The most common behaviour is to call inherited. So if I explicitly do not want the inherited behaviour, I do not call inherited. Otherwise, I do. If the inherited behaviour is a no-op like TObject.Create/Destroy, I still call inherited.

Note also that the situtation for constructors and destructors is perhaps a little different than for other methods. It's exceptionally rare that you would need to skip a call to the inherited method. I cannot think of an example. Invariably constructors are creating and destroying other objects, so how could you contemplate skipping that?

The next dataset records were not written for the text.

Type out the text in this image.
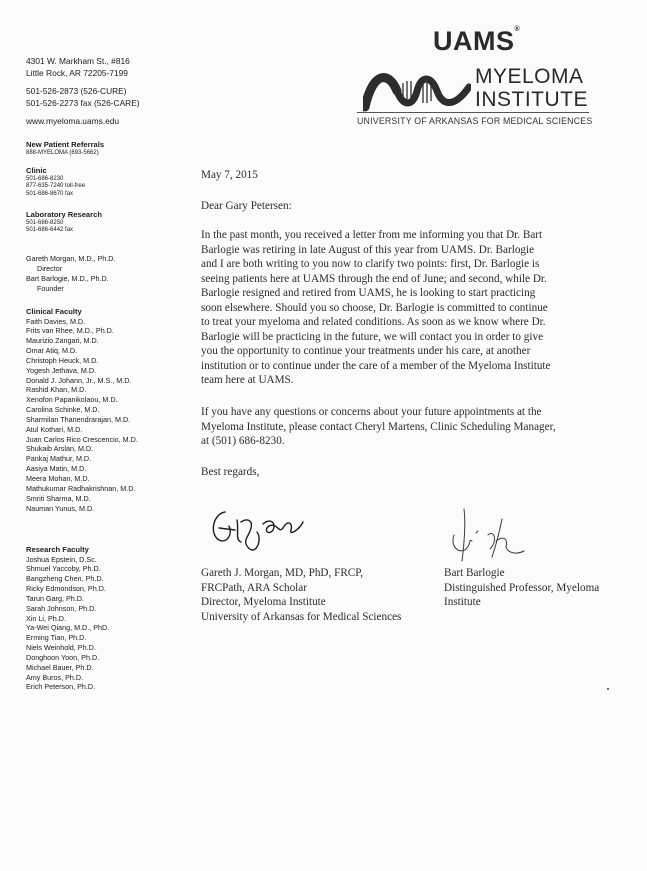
4301 W. Markham St., #816
Little Rock, AR 72205-7199
501-526-2873 (526-CURE)
501-526-2273 fax (526-CARE)
www.myeloma.uams.edu
New Patient Referrals
888-MYELOMA (693-5662)
Clinic
501-686-8230
877-635-7240 toll-free
501-686-8670 fax
Laboratory Research
501-686-8250
501-686-6442 fax
Gareth Morgan, M.D., Ph.D.
Director
Bart Barlogie, M.D., Ph.D.
Founder
Clinical Faculty
Faith Davies, M.D.
Frits van Rhee, M.D., Ph.D.
Maurizio Zangari, M.D.
Omar Atiq, M.D.
Christoph Heuck, M.D.
Yogesh Jethava, M.D.
Donald J. Johann, Jr., M.S., M.D.
Rashid Khan, M.D.
Xenofon Papanikolaou, M.D.
Carolina Schinke, M.D.
Sharmilan Thanendrarajan, M.D.
Atul Kothari, M.D.
Juan Carlos Rico Crescencio, M.D.
Shukaib Arslan, M.D.
Pankaj Mathur, M.D.
Aasiya Matin, M.D.
Meera Mohan, M.D.
Mathukumar Radhakrishnan, M.D.
Smriti Sharma, M.D.
Nauman Yunus, M.D.
Research Faculty
Joshua Epstein, D.Sc.
Shmuel Yaccoby, Ph.D.
Bangzheng Chen, Ph.D.
Ricky Edmondson, Ph.D.
Tarun Garg, Ph.D.
Sarah Johnson, Ph.D.
Xin Li, Ph.D.
Ya-Wei Qiang, M.D., PhD.
Erming Tian, Ph.D.
Niels Weinhold, Ph.D.
Donghoon Yoon, Ph.D.
Michael Bauer, Ph.D.
Amy Buros, Ph.D.
Erich Peterson, Ph.D.
UAMS®
MYELOMA
INSTITUTE
UNIVERSITY OF ARKANSAS FOR MEDICAL SCIENCES
May 7, 2015
Dear Gary Petersen:
In the past month, you received a letter from me informing you that Dr. Bart
Barlogie was retiring in late August of this year from UAMS. Dr. Barlogie
and I are both writing to you now to clarify two points: first, Dr. Barlogie is
seeing patients here at UAMS through the end of June; and second, while Dr.
Barlogie resigned and retired from UAMS, he is looking to start practicing
soon elsewhere. Should you so choose, Dr. Barlogie is committed to continue
to treat your myeloma and related conditions. As soon as we know where Dr.
Barlogie will be practicing in the future, we will contact you in order to give
you the opportunity to continue your treatments under his care, at another
institution or to continue under the care of a member of the Myeloma Institute
team here at UAMS.
If you have any questions or concerns about your future appointments at the
Myeloma Institute, please contact Cheryl Martens, Clinic Scheduling Manager,
at (501) 686-8230.
Best regards,
Gareth J. Morgan, MD, PhD, FRCP,
FRCPath, ARA Scholar
Director, Myeloma Institute
University of Arkansas for Medical Sciences
Bart Barlogie
Distinguished Professor, Myeloma
Institute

I know that some authors write code that omits inherited when deriving directly from TObject, because they know that the implementation in TObject does nothing. I do not like that and to me it is a mistake to do that. The implementation details of TObject should not be leaking into derived classes.

I'm pretty sure that TObject.Create/Destroy will always be no-ops. If Embarcadero changed that then so much code would break. But what about one of your classes. Suppose you have a class derived from TObject. And then you have another class derived from that:

TMyClass1 = class
  ....
end;

TMyClass2 = class(TMyClass)
  ....
end;

You have no constructor for TMyClass1 and a constructor for TMyClass2 that looks like this:

constructor TMyClass2.Create;
begin
  // no need to call inherited, it's a no-op
  FMyObj := TBlahBlah.Create;
end;

Then one day you modify the TMyClass1 constructor to do something. Now TClass2 is broken. So, I would never ever omit a call to inherited because that call does nothing.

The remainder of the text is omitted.